はるの昔ばなし
ほうの坂のしばてん
しばてんの話は実は方ぼうにありますが、これは仁ノから秋山へ越す「ほうの坂」での話です。
昔、仁ノに弥吉というおおどんすの相撲とりがおりました。夏祭のお客によばれて秋山の親戚へ行っていましたが、日が暮れて山を越えて帰ることになりました。
秋山から仁ノへ……大分歩いてほうの坂まで来た時、突然七つか八つくらいと見える小坊主が出て来ました。「おんちゃん、相撲とろう。」というのです。
「なんの、このこびんすが――。」
と、あしらうつもりで手を出したところが、たちまちドスーンとやられました。
「こん畜生!わやにすな。」
と、もう一度引っつかんだところ、またもドスーンとやられました。
カンカンになった弥吉は、こんどは自分の方から掛かって行きました。相撲が得意の弥吉です。さすがの小坊主もひとこらえも出来まいと思いのほか、押しても引いてもビクともしません。
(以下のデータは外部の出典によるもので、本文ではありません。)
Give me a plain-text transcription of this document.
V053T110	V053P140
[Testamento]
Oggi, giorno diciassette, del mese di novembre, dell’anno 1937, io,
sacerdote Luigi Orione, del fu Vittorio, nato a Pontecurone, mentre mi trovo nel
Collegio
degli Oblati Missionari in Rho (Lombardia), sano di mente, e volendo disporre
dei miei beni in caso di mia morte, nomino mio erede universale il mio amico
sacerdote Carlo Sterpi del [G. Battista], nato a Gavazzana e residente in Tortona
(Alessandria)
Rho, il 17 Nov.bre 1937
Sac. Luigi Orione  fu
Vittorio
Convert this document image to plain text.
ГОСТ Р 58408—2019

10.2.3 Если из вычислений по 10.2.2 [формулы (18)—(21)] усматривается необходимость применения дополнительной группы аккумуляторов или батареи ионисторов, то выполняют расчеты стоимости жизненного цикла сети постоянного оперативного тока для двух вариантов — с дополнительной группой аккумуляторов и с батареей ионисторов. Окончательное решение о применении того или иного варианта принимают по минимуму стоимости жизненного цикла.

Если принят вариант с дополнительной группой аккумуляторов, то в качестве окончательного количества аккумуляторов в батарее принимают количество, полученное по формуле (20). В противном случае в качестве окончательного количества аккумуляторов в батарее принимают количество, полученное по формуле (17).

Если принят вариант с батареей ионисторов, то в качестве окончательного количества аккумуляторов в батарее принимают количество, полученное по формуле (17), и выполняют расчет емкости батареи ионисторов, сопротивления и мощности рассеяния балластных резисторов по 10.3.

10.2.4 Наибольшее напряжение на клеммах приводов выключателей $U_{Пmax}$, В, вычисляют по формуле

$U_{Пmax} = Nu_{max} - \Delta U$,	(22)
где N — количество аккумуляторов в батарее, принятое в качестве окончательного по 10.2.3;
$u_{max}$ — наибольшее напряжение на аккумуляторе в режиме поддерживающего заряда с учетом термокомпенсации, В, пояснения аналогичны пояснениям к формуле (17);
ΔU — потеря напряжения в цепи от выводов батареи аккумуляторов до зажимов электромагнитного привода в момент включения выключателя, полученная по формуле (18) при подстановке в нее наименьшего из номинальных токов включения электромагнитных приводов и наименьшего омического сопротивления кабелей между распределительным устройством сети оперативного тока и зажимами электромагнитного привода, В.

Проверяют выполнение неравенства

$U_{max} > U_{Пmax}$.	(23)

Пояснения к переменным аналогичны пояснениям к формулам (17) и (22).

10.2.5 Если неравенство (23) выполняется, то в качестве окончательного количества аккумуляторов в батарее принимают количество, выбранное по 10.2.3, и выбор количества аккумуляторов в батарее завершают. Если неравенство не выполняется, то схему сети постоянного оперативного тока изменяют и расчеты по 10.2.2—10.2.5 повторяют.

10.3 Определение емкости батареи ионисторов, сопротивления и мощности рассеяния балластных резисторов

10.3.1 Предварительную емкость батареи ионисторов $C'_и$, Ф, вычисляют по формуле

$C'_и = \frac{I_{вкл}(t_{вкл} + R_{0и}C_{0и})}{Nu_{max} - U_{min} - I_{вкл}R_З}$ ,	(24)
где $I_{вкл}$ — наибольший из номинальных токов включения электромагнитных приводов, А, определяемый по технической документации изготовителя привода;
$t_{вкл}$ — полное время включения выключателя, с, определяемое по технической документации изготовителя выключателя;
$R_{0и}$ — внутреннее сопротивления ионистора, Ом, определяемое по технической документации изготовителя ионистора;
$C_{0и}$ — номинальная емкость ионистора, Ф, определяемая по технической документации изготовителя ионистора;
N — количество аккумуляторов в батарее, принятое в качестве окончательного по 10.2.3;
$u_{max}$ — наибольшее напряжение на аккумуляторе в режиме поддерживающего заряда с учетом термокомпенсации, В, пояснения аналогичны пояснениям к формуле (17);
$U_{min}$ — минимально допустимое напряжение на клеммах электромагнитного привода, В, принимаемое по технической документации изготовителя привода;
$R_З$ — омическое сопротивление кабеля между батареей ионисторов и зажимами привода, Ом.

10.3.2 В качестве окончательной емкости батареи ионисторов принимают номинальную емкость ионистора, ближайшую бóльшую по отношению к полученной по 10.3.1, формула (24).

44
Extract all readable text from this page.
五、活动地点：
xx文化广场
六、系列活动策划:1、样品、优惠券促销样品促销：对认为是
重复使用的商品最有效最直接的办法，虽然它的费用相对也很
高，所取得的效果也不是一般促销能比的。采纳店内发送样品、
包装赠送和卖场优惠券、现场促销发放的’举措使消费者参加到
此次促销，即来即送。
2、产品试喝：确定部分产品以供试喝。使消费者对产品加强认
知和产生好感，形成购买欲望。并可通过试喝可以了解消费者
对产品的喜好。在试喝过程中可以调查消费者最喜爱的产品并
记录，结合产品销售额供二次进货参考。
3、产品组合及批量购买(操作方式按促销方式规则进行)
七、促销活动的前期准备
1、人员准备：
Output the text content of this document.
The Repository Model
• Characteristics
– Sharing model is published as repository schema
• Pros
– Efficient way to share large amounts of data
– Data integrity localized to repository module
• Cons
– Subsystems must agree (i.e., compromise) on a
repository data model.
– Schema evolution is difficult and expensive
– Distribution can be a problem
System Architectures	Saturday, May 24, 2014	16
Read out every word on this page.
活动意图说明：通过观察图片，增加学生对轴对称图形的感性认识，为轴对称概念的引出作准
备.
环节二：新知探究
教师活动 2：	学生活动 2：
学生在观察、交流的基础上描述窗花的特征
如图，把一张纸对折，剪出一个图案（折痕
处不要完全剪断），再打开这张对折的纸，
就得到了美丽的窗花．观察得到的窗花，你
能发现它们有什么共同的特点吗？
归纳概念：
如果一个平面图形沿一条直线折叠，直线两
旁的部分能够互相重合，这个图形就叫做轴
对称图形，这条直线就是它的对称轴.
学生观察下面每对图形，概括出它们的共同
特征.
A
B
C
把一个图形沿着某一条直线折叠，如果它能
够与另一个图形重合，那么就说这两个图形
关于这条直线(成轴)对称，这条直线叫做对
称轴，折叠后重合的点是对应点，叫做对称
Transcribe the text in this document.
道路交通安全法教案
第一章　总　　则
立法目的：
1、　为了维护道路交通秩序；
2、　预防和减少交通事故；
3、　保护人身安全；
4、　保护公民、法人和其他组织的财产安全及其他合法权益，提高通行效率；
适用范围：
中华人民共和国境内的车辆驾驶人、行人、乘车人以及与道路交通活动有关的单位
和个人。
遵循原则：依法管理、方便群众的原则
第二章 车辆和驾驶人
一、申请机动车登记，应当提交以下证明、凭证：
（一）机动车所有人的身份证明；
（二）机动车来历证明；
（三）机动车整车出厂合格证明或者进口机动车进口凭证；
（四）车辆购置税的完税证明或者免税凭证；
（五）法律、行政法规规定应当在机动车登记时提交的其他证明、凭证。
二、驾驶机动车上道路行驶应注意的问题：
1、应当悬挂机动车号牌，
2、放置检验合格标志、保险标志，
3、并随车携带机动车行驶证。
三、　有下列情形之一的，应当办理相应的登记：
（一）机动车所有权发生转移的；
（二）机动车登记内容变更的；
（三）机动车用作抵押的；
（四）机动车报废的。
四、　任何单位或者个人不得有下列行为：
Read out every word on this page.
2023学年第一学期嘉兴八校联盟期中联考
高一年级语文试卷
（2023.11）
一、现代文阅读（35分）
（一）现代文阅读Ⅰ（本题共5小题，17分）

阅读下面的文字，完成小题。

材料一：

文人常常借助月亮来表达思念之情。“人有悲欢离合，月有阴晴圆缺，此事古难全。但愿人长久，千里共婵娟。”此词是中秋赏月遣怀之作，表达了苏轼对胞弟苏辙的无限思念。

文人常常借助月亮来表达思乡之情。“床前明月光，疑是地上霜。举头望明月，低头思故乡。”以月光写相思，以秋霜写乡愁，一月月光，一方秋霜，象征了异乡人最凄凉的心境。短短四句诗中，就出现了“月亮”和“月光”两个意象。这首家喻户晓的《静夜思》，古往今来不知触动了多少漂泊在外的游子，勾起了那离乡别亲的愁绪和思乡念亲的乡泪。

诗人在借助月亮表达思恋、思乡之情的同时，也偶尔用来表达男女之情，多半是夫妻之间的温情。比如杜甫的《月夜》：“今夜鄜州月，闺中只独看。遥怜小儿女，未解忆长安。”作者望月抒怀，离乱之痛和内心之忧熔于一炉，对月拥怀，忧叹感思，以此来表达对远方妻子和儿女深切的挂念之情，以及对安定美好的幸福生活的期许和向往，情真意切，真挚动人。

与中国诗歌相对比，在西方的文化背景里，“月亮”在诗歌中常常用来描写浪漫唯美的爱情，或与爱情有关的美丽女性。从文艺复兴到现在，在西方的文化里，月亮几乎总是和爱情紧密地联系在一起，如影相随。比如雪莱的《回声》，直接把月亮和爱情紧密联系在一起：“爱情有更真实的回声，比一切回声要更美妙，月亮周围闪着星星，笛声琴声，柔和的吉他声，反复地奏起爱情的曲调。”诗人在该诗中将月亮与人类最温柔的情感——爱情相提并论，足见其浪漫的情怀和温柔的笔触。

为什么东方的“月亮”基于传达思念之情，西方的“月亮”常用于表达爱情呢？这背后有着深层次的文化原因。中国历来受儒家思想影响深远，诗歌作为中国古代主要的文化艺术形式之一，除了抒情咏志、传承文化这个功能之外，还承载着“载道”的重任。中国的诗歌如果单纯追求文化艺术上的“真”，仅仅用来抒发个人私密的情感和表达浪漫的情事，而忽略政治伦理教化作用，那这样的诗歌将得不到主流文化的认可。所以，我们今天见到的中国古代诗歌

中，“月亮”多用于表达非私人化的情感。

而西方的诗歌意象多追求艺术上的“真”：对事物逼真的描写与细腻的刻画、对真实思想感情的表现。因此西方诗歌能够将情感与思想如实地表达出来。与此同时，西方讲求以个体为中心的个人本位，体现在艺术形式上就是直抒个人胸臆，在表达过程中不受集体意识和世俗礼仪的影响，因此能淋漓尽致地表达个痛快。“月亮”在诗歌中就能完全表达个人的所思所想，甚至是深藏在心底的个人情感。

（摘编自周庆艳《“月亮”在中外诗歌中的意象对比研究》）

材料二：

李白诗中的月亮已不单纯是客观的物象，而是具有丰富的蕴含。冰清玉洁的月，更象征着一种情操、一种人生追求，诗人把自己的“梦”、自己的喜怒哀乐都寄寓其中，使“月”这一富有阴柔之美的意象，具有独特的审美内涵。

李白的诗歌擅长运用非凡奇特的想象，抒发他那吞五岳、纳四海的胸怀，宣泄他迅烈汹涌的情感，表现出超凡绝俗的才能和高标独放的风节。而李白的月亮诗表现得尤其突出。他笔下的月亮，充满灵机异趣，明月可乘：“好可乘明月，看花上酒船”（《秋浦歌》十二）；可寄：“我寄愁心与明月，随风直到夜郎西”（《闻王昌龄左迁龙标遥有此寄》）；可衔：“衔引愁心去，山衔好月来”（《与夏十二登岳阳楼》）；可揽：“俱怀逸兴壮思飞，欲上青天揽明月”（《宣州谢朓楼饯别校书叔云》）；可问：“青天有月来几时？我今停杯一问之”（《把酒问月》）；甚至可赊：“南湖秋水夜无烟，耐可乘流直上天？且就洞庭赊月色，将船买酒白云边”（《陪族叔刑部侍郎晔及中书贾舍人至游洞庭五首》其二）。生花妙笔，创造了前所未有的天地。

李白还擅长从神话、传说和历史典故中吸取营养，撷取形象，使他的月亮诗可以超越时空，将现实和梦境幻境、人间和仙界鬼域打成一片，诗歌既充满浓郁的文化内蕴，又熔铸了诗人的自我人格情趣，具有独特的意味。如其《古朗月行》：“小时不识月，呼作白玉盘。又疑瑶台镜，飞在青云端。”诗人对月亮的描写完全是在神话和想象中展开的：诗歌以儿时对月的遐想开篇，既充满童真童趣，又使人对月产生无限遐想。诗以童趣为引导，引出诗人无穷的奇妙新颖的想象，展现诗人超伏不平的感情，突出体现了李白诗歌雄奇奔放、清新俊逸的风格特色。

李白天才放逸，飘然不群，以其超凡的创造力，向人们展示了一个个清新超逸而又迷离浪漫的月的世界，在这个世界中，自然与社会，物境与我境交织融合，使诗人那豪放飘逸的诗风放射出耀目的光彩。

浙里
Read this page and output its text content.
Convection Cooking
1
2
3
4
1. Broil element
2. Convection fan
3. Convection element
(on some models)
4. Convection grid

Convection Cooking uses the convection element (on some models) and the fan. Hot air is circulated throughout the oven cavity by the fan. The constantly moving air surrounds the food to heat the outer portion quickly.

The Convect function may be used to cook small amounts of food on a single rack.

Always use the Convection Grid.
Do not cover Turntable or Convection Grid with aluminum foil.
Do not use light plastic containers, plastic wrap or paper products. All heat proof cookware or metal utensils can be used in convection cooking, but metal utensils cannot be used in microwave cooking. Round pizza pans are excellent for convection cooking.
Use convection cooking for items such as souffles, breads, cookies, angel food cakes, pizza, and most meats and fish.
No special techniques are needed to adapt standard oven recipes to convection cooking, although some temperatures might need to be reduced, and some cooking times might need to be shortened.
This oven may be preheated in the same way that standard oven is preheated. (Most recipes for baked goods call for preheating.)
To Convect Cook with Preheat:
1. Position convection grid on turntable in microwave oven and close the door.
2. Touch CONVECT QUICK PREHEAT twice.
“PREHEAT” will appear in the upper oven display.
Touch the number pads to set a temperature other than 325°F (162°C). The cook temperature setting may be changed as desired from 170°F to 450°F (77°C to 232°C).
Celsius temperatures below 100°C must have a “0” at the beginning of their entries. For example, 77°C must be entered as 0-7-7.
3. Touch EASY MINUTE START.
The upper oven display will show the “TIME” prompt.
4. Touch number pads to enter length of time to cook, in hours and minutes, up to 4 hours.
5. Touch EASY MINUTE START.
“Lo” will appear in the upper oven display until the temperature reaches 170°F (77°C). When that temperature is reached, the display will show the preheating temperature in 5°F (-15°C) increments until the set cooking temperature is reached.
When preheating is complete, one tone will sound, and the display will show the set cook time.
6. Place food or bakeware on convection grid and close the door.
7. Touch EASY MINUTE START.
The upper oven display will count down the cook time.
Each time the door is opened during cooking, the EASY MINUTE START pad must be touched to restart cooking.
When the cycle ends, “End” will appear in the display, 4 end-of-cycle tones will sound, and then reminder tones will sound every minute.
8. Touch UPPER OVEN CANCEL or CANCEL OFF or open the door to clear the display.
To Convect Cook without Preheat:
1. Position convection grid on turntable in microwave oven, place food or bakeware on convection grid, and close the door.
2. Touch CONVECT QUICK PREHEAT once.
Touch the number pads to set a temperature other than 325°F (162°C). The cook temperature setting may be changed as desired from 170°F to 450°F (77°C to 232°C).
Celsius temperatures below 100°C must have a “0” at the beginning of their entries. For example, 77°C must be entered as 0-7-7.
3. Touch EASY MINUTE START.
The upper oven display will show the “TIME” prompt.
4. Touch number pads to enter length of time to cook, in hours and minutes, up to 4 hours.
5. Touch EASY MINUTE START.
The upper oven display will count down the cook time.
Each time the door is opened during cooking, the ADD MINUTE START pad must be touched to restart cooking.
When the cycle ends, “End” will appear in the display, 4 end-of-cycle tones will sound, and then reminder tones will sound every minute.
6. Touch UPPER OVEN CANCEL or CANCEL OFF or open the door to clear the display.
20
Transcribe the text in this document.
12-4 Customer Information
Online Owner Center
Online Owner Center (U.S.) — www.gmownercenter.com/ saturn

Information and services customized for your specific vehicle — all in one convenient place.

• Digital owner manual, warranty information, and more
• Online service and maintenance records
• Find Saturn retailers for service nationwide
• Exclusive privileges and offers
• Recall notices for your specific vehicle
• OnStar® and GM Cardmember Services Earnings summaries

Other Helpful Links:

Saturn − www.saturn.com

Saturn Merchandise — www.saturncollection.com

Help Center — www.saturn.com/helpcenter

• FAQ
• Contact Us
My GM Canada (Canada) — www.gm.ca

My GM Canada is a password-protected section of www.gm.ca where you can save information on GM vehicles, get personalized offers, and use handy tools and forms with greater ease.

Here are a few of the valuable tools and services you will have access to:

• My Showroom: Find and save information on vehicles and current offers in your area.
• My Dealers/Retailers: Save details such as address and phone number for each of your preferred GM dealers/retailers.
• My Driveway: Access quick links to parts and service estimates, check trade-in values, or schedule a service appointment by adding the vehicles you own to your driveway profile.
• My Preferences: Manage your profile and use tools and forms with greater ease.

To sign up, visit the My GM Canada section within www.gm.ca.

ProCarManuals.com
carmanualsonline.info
一方、仁ノの家では、弥吉の帰りが遅いので提灯〔ちょうちん〕をつけて迎えに出ました。ほうの坂まで来ると、道ばたの桑の古株を抱いている弥吉が見つかりました。
「おまん、何しよる。」
と言うと、
「何もかもあるか。こいつがどうしても参ったと言わなあや。」
と言ってうんうんやっています。
「あほう言いな。そりゃ桑の古株ぞ。」
と言うと、弥吉も
「まこと桑の株じゃ。こりゃどうしたろう。」
と目をぱちくりです。お客に着て行った上等の着物も破れさがいてどろどろです。つまり、弥吉はしばてんにばかされて木の株と相撲をとっていたのです。
(注、 おおどんす=大男。こびんす=体の小さい子ども。……仁ノ地方に残っている方言です。)
しばてん…「柴天狗」とも書きます。高知に棲むというカッパに似た妖怪で、相撲好きといわれています。
お客…高知では宴会を意味します。
わやにすな…土佐弁で「ばかにするな」という意味です。
破れさがいて…土佐弁で「~さがす」は「~散らかす」などの意味があり、ここでは「あちこち破れて」という意味です。